Finalement, cette histoire se révèle être autre chose qu’une fiction sur une sorcière. Il s’agit d’une biographie se focalisant sur une phase de la vie de l’écrivaine Stella Benson, en 1918, alors qu’elle écrit son roman Vivre seule. La bédéaste réalise des planches légères et aériennes, très agréables à l’œil dont le charme séduit rapidement le lecteur. Elle sait évoquer la vie de la romancière, montrer comment ses expériences nourrissent son livre, d’où proviennent l’enchantement et la magie de la sorcière Watkins et son balai Harold. Elle montre comment le chien David constitue l’élément commun des deux. Enchanteur.



mardi 8 août 2023

Déréglée

Il ne me reste qu’une chose à faire : me mettre en jachère.


Cette bande dessinée correspond à un journal réalisé sur le thème de la ménopause de l’autrice. La première édition date de 2017 dans les Pays-Bas, et de 2023 pour la version française. Il a été réalisé par Francine Oomen, autrice complète et, scénario & dessins, également autrice de nombreux ouvrages pour jeunes enfants et pour adolescents. Cet ouvrage compte deux-cent-quarante pages.


Elle se présente : Francine Oomen. Jusqu’à l’âge de cinquante-deux ans, elle était une mère, une fille, une amoureuse, une auteure à succès de livres pour enfants et une jongleuse émérite. Elle pouvait garder toutes ses quilles en l’air les doigts dans le nez… Mais un jour, une par une, elles se sont écrasées sur le sol. Il ne lui restait qu’une seule chose à faire : se mettre en jachère. Ce livre est le récit de cette aventure. À 52 ans, elle en avait ras-le-bol d’être elle. Cerveau en compote. Pas de doute, soit elle avait fait un AVC, soit elle était atteinte de démence précoce. Peut-être les deux. Ses neurones étaient à peu près dans le même état que ceux de sa mère, 87 ans, qui était en maison de retraite et tout à fait dingo. Quelques exemples. Un jour, Francine avait retrouvé son téléphone dans le congélo (il fonctionnait encore). Une autre fois, ses clés avaient atterri dans une chaussure (Logique non ? On rentre chez soi, on retire ses chaussures et on balance ses clés dedans). Sa carte de crédit ? Elle l’avait fait bloquée, paniquée, avant de s’apercevoir qu’elle était dans la machine à laver. Elle était foutue. Chez elle, au bout de trois pas, elle oubliait ce qu’elle voulait faire. Pas moyen de se souvenir du nom des gens et des mots les plus ordinaires.

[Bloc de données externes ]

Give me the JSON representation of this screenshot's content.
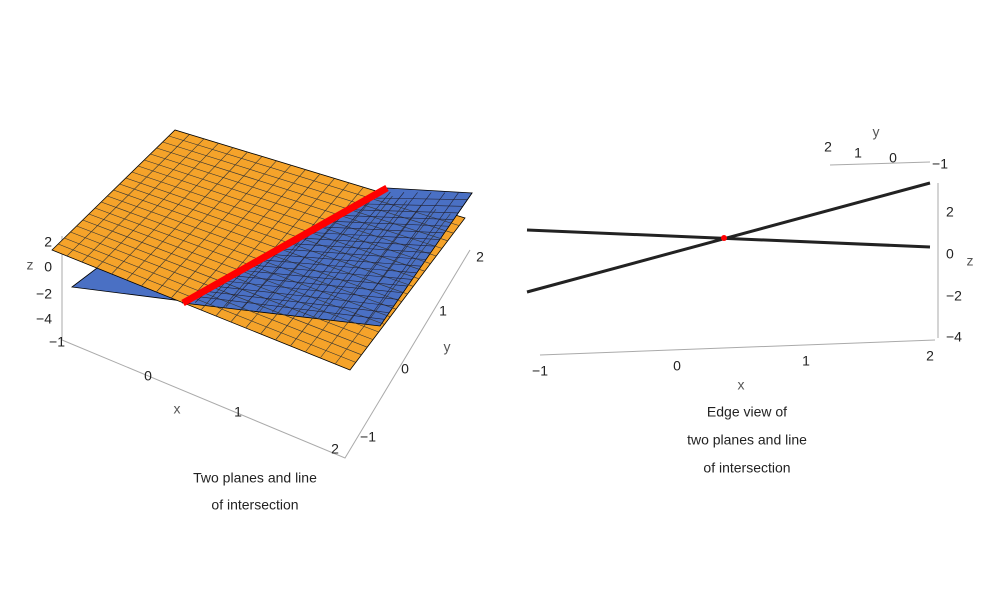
{
  "plots": [
    {
      "caption": [
        "Two planes and line",
        "of intersection"
      ],
      "x_label": "x",
      "y_label": "y",
      "z_label": "z",
      "x_ticks": [
        "−1",
        "0",
        "1",
        "2"
      ],
      "y_ticks": [
        "−1",
        "0",
        "1",
        "2"
      ],
      "z_ticks": [
        "2",
        "0",
        "−2",
        "−4"
      ]
    },
    {
      "caption": [
        "Edge view of",
        "two planes and line",
        "of intersection"
      ],
      "x_label": "x",
      "y_label": "y",
      "z_label": "z",
      "x_ticks": [
        "−1",
        "0",
        "1",
        "2"
      ],
      "y_ticks": [
        "2",
        "1",
        "0",
        "−1"
      ],
      "z_ticks": [
        "2",
        "0",
        "−2",
        "−4"
      ]
    }
  ]
}
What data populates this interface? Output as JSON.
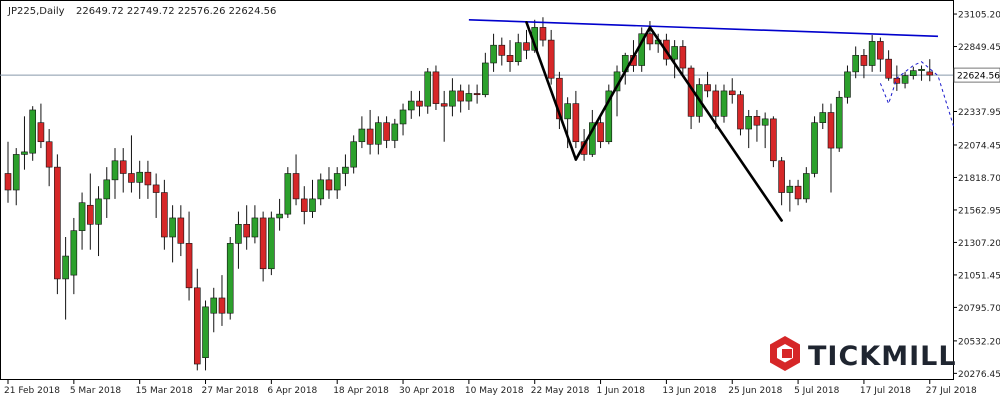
{
  "chart_data": {
    "type": "candlestick",
    "header": {
      "symbol": "JP225,Daily",
      "ohlc": "22649.72 22749.72 22576.26 22624.56"
    },
    "current_price": 22624.56,
    "current_price_label": "22624.56",
    "ylim": [
      20240,
      23200
    ],
    "y_ticks": [
      {
        "value": 23105.2,
        "label": "23105.20"
      },
      {
        "value": 22849.45,
        "label": "22849.45"
      },
      {
        "value": 22593.7,
        "label": "22593.70"
      },
      {
        "value": 22337.95,
        "label": "22337.95"
      },
      {
        "value": 22074.45,
        "label": "22074.45"
      },
      {
        "value": 21818.7,
        "label": "21818.70"
      },
      {
        "value": 21562.95,
        "label": "21562.95"
      },
      {
        "value": 21307.2,
        "label": "21307.20"
      },
      {
        "value": 21051.45,
        "label": "21051.45"
      },
      {
        "value": 20795.7,
        "label": "20795.70"
      },
      {
        "value": 20532.2,
        "label": "20532.20"
      },
      {
        "value": 20276.45,
        "label": "20276.45"
      }
    ],
    "x_ticks": [
      {
        "index": 0,
        "label": "21 Feb 2018"
      },
      {
        "index": 8,
        "label": "5 Mar 2018"
      },
      {
        "index": 16,
        "label": "15 Mar 2018"
      },
      {
        "index": 24,
        "label": "27 Mar 2018"
      },
      {
        "index": 32,
        "label": "6 Apr 2018"
      },
      {
        "index": 40,
        "label": "18 Apr 2018"
      },
      {
        "index": 48,
        "label": "30 Apr 2018"
      },
      {
        "index": 56,
        "label": "10 May 2018"
      },
      {
        "index": 64,
        "label": "22 May 2018"
      },
      {
        "index": 72,
        "label": "1 Jun 2018"
      },
      {
        "index": 80,
        "label": "13 Jun 2018"
      },
      {
        "index": 88,
        "label": "25 Jun 2018"
      },
      {
        "index": 96,
        "label": "5 Jul 2018"
      },
      {
        "index": 104,
        "label": "17 Jul 2018"
      },
      {
        "index": 112,
        "label": "27 Jul 2018"
      }
    ],
    "colors": {
      "bull": "#2ca02c",
      "bear": "#d62728",
      "trendline": "#0000cc",
      "pattern": "#000000",
      "projection": "#1a1acc",
      "price_line": "#8899aa",
      "text": "#222222",
      "brand_red": "#d62728",
      "brand_dark": "#1f2530"
    },
    "candles": [
      {
        "o": 21850,
        "h": 22100,
        "l": 21620,
        "c": 21720
      },
      {
        "o": 21720,
        "h": 22050,
        "l": 21600,
        "c": 22000
      },
      {
        "o": 22000,
        "h": 22300,
        "l": 21880,
        "c": 22020
      },
      {
        "o": 22010,
        "h": 22380,
        "l": 21950,
        "c": 22350
      },
      {
        "o": 22250,
        "h": 22400,
        "l": 22050,
        "c": 22100
      },
      {
        "o": 22100,
        "h": 22200,
        "l": 21750,
        "c": 21900
      },
      {
        "o": 21900,
        "h": 22000,
        "l": 20900,
        "c": 21020
      },
      {
        "o": 21020,
        "h": 21350,
        "l": 20700,
        "c": 21200
      },
      {
        "o": 21050,
        "h": 21500,
        "l": 20900,
        "c": 21400
      },
      {
        "o": 21400,
        "h": 21700,
        "l": 21250,
        "c": 21620
      },
      {
        "o": 21600,
        "h": 21850,
        "l": 21250,
        "c": 21450
      },
      {
        "o": 21450,
        "h": 21750,
        "l": 21200,
        "c": 21650
      },
      {
        "o": 21650,
        "h": 21900,
        "l": 21500,
        "c": 21800
      },
      {
        "o": 21800,
        "h": 22050,
        "l": 21650,
        "c": 21950
      },
      {
        "o": 21950,
        "h": 22050,
        "l": 21700,
        "c": 21850
      },
      {
        "o": 21850,
        "h": 22150,
        "l": 21700,
        "c": 21780
      },
      {
        "o": 21780,
        "h": 21950,
        "l": 21650,
        "c": 21860
      },
      {
        "o": 21860,
        "h": 21950,
        "l": 21650,
        "c": 21760
      },
      {
        "o": 21760,
        "h": 21850,
        "l": 21500,
        "c": 21700
      },
      {
        "o": 21700,
        "h": 21800,
        "l": 21250,
        "c": 21350
      },
      {
        "o": 21350,
        "h": 21600,
        "l": 21150,
        "c": 21500
      },
      {
        "o": 21500,
        "h": 21600,
        "l": 21200,
        "c": 21300
      },
      {
        "o": 21300,
        "h": 21550,
        "l": 20850,
        "c": 20950
      },
      {
        "o": 20950,
        "h": 21100,
        "l": 20300,
        "c": 20350
      },
      {
        "o": 20400,
        "h": 20850,
        "l": 20300,
        "c": 20800
      },
      {
        "o": 20750,
        "h": 20950,
        "l": 20600,
        "c": 20870
      },
      {
        "o": 20870,
        "h": 21050,
        "l": 20650,
        "c": 20750
      },
      {
        "o": 20750,
        "h": 21350,
        "l": 20700,
        "c": 21300
      },
      {
        "o": 21300,
        "h": 21550,
        "l": 21100,
        "c": 21450
      },
      {
        "o": 21450,
        "h": 21600,
        "l": 21250,
        "c": 21350
      },
      {
        "o": 21350,
        "h": 21600,
        "l": 21300,
        "c": 21500
      },
      {
        "o": 21500,
        "h": 21550,
        "l": 21000,
        "c": 21100
      },
      {
        "o": 21100,
        "h": 21550,
        "l": 21050,
        "c": 21500
      },
      {
        "o": 21500,
        "h": 21650,
        "l": 21400,
        "c": 21530
      },
      {
        "o": 21530,
        "h": 21900,
        "l": 21500,
        "c": 21850
      },
      {
        "o": 21850,
        "h": 22000,
        "l": 21600,
        "c": 21650
      },
      {
        "o": 21650,
        "h": 21750,
        "l": 21450,
        "c": 21550
      },
      {
        "o": 21550,
        "h": 21800,
        "l": 21500,
        "c": 21650
      },
      {
        "o": 21650,
        "h": 21850,
        "l": 21600,
        "c": 21800
      },
      {
        "o": 21800,
        "h": 21900,
        "l": 21650,
        "c": 21720
      },
      {
        "o": 21720,
        "h": 21900,
        "l": 21650,
        "c": 21850
      },
      {
        "o": 21850,
        "h": 22000,
        "l": 21750,
        "c": 21900
      },
      {
        "o": 21900,
        "h": 22150,
        "l": 21850,
        "c": 22100
      },
      {
        "o": 22100,
        "h": 22300,
        "l": 22050,
        "c": 22200
      },
      {
        "o": 22200,
        "h": 22350,
        "l": 22000,
        "c": 22080
      },
      {
        "o": 22080,
        "h": 22300,
        "l": 22000,
        "c": 22250
      },
      {
        "o": 22250,
        "h": 22300,
        "l": 22050,
        "c": 22110
      },
      {
        "o": 22110,
        "h": 22280,
        "l": 22050,
        "c": 22240
      },
      {
        "o": 22240,
        "h": 22400,
        "l": 22150,
        "c": 22350
      },
      {
        "o": 22350,
        "h": 22500,
        "l": 22280,
        "c": 22420
      },
      {
        "o": 22420,
        "h": 22500,
        "l": 22300,
        "c": 22380
      },
      {
        "o": 22380,
        "h": 22680,
        "l": 22320,
        "c": 22650
      },
      {
        "o": 22650,
        "h": 22700,
        "l": 22350,
        "c": 22400
      },
      {
        "o": 22400,
        "h": 22500,
        "l": 22100,
        "c": 22380
      },
      {
        "o": 22380,
        "h": 22600,
        "l": 22300,
        "c": 22500
      },
      {
        "o": 22500,
        "h": 22550,
        "l": 22330,
        "c": 22420
      },
      {
        "o": 22420,
        "h": 22550,
        "l": 22350,
        "c": 22480
      },
      {
        "o": 22480,
        "h": 22550,
        "l": 22400,
        "c": 22470
      },
      {
        "o": 22470,
        "h": 22800,
        "l": 22450,
        "c": 22720
      },
      {
        "o": 22720,
        "h": 22950,
        "l": 22650,
        "c": 22860
      },
      {
        "o": 22860,
        "h": 22920,
        "l": 22700,
        "c": 22780
      },
      {
        "o": 22780,
        "h": 22900,
        "l": 22650,
        "c": 22730
      },
      {
        "o": 22730,
        "h": 22950,
        "l": 22700,
        "c": 22880
      },
      {
        "o": 22880,
        "h": 22980,
        "l": 22750,
        "c": 22820
      },
      {
        "o": 22820,
        "h": 23060,
        "l": 22800,
        "c": 23000
      },
      {
        "o": 23000,
        "h": 23080,
        "l": 22850,
        "c": 22900
      },
      {
        "o": 22900,
        "h": 22980,
        "l": 22550,
        "c": 22600
      },
      {
        "o": 22600,
        "h": 22650,
        "l": 22200,
        "c": 22280
      },
      {
        "o": 22280,
        "h": 22450,
        "l": 22050,
        "c": 22400
      },
      {
        "o": 22400,
        "h": 22500,
        "l": 22050,
        "c": 22100
      },
      {
        "o": 22100,
        "h": 22200,
        "l": 21950,
        "c": 22000
      },
      {
        "o": 22000,
        "h": 22350,
        "l": 21980,
        "c": 22250
      },
      {
        "o": 22250,
        "h": 22300,
        "l": 22050,
        "c": 22100
      },
      {
        "o": 22100,
        "h": 22550,
        "l": 22080,
        "c": 22500
      },
      {
        "o": 22500,
        "h": 22700,
        "l": 22300,
        "c": 22650
      },
      {
        "o": 22650,
        "h": 22800,
        "l": 22550,
        "c": 22780
      },
      {
        "o": 22780,
        "h": 22900,
        "l": 22650,
        "c": 22700
      },
      {
        "o": 22700,
        "h": 23000,
        "l": 22650,
        "c": 22950
      },
      {
        "o": 22950,
        "h": 23050,
        "l": 22820,
        "c": 22870
      },
      {
        "o": 22870,
        "h": 22950,
        "l": 22800,
        "c": 22900
      },
      {
        "o": 22900,
        "h": 22950,
        "l": 22700,
        "c": 22750
      },
      {
        "o": 22750,
        "h": 22900,
        "l": 22600,
        "c": 22850
      },
      {
        "o": 22850,
        "h": 22900,
        "l": 22620,
        "c": 22680
      },
      {
        "o": 22680,
        "h": 22700,
        "l": 22200,
        "c": 22300
      },
      {
        "o": 22300,
        "h": 22600,
        "l": 22250,
        "c": 22550
      },
      {
        "o": 22550,
        "h": 22650,
        "l": 22450,
        "c": 22500
      },
      {
        "o": 22500,
        "h": 22550,
        "l": 22200,
        "c": 22300
      },
      {
        "o": 22300,
        "h": 22550,
        "l": 22250,
        "c": 22500
      },
      {
        "o": 22500,
        "h": 22600,
        "l": 22400,
        "c": 22470
      },
      {
        "o": 22470,
        "h": 22500,
        "l": 22150,
        "c": 22200
      },
      {
        "o": 22200,
        "h": 22350,
        "l": 22050,
        "c": 22300
      },
      {
        "o": 22300,
        "h": 22350,
        "l": 22100,
        "c": 22230
      },
      {
        "o": 22230,
        "h": 22330,
        "l": 22050,
        "c": 22280
      },
      {
        "o": 22280,
        "h": 22300,
        "l": 21900,
        "c": 21950
      },
      {
        "o": 21950,
        "h": 21980,
        "l": 21600,
        "c": 21700
      },
      {
        "o": 21700,
        "h": 21800,
        "l": 21550,
        "c": 21750
      },
      {
        "o": 21750,
        "h": 21800,
        "l": 21600,
        "c": 21650
      },
      {
        "o": 21650,
        "h": 21900,
        "l": 21620,
        "c": 21850
      },
      {
        "o": 21850,
        "h": 22300,
        "l": 21820,
        "c": 22250
      },
      {
        "o": 22250,
        "h": 22400,
        "l": 22200,
        "c": 22330
      },
      {
        "o": 22330,
        "h": 22400,
        "l": 21700,
        "c": 22050
      },
      {
        "o": 22050,
        "h": 22500,
        "l": 22020,
        "c": 22450
      },
      {
        "o": 22450,
        "h": 22700,
        "l": 22400,
        "c": 22650
      },
      {
        "o": 22650,
        "h": 22850,
        "l": 22600,
        "c": 22780
      },
      {
        "o": 22780,
        "h": 22830,
        "l": 22600,
        "c": 22700
      },
      {
        "o": 22700,
        "h": 22940,
        "l": 22650,
        "c": 22890
      },
      {
        "o": 22890,
        "h": 22920,
        "l": 22650,
        "c": 22750
      },
      {
        "o": 22750,
        "h": 22820,
        "l": 22580,
        "c": 22600
      },
      {
        "o": 22600,
        "h": 22700,
        "l": 22500,
        "c": 22560
      },
      {
        "o": 22560,
        "h": 22650,
        "l": 22520,
        "c": 22620
      },
      {
        "o": 22620,
        "h": 22690,
        "l": 22590,
        "c": 22660
      },
      {
        "o": 22660,
        "h": 22700,
        "l": 22580,
        "c": 22670
      },
      {
        "o": 22649.72,
        "h": 22749.72,
        "l": 22576.26,
        "c": 22624.56
      }
    ],
    "trendline": {
      "from": {
        "index": 56,
        "value": 23060
      },
      "to": {
        "index": 113,
        "value": 22930
      }
    },
    "pattern_lines": [
      {
        "from": {
          "index": 63,
          "value": 23040
        },
        "to": {
          "index": 69,
          "value": 21960
        }
      },
      {
        "from": {
          "index": 69,
          "value": 21960
        },
        "to": {
          "index": 78,
          "value": 23000
        }
      },
      {
        "from": {
          "index": 78,
          "value": 23000
        },
        "to": {
          "index": 94,
          "value": 21480
        }
      }
    ],
    "projection": [
      {
        "index": 106,
        "value": 22560
      },
      {
        "index": 107,
        "value": 22400
      },
      {
        "index": 108,
        "value": 22600
      },
      {
        "index": 110,
        "value": 22700
      },
      {
        "index": 111,
        "value": 22730
      },
      {
        "index": 113,
        "value": 22620
      },
      {
        "index": 115,
        "value": 22200
      }
    ]
  },
  "branding": {
    "logo_text": "TICKMILL"
  }
}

En pleine tirade enflammée, il arrivait même à Francine d’oublier ce qu’elle voulait dire. Trou de mémoire ! Son sens d’orientation (enfin, le peu qu’elle en avait) s’était volatilisé. Flippant… Surtout que ça a faisait forcément penser à sa mère. Tout ça ne l’angoissait pas qu’un peu. Mais il y avait pire. Parfois, assise à sa table de travail, elle ne se souvenait plus de quoi parle son bouquin. Impossible de réfléchir. Son cerveau, son terrain de jeu favori, pédalait dans la choucroute. Avant, écrire un chapitre lui prenait une heure. À présent, une semaine ! Tout ça pour un piètre résultat. Ça empirait chaque jour ! Mais elle n’osait en parler à personne. En face de son éditrice qui lui propose de jeter un œil au planning de l’année suivante, Francine fait le décompte : trois livres, magazine, promo, site web, merchandising, signature du contrat, oui, oui. Parfait, pas de problème. Parfait ? Pas de problème ? Pendant des mois, elle réussit tant bien que mal à donner le change. Du moins, elle l’espérait. Elle fournit des excuses de plus en plus minces, tout en s’inquiétant régulièrement de ne pas savoir où elle a rangé son téléphone portable. Sans parler des doutes à n’en plus finir à propos des choses les plus insignifiantes. Faire les courses ? Et une fois au magasin impossible de retrouver son porte-monnaie. Ou le code de sa carte.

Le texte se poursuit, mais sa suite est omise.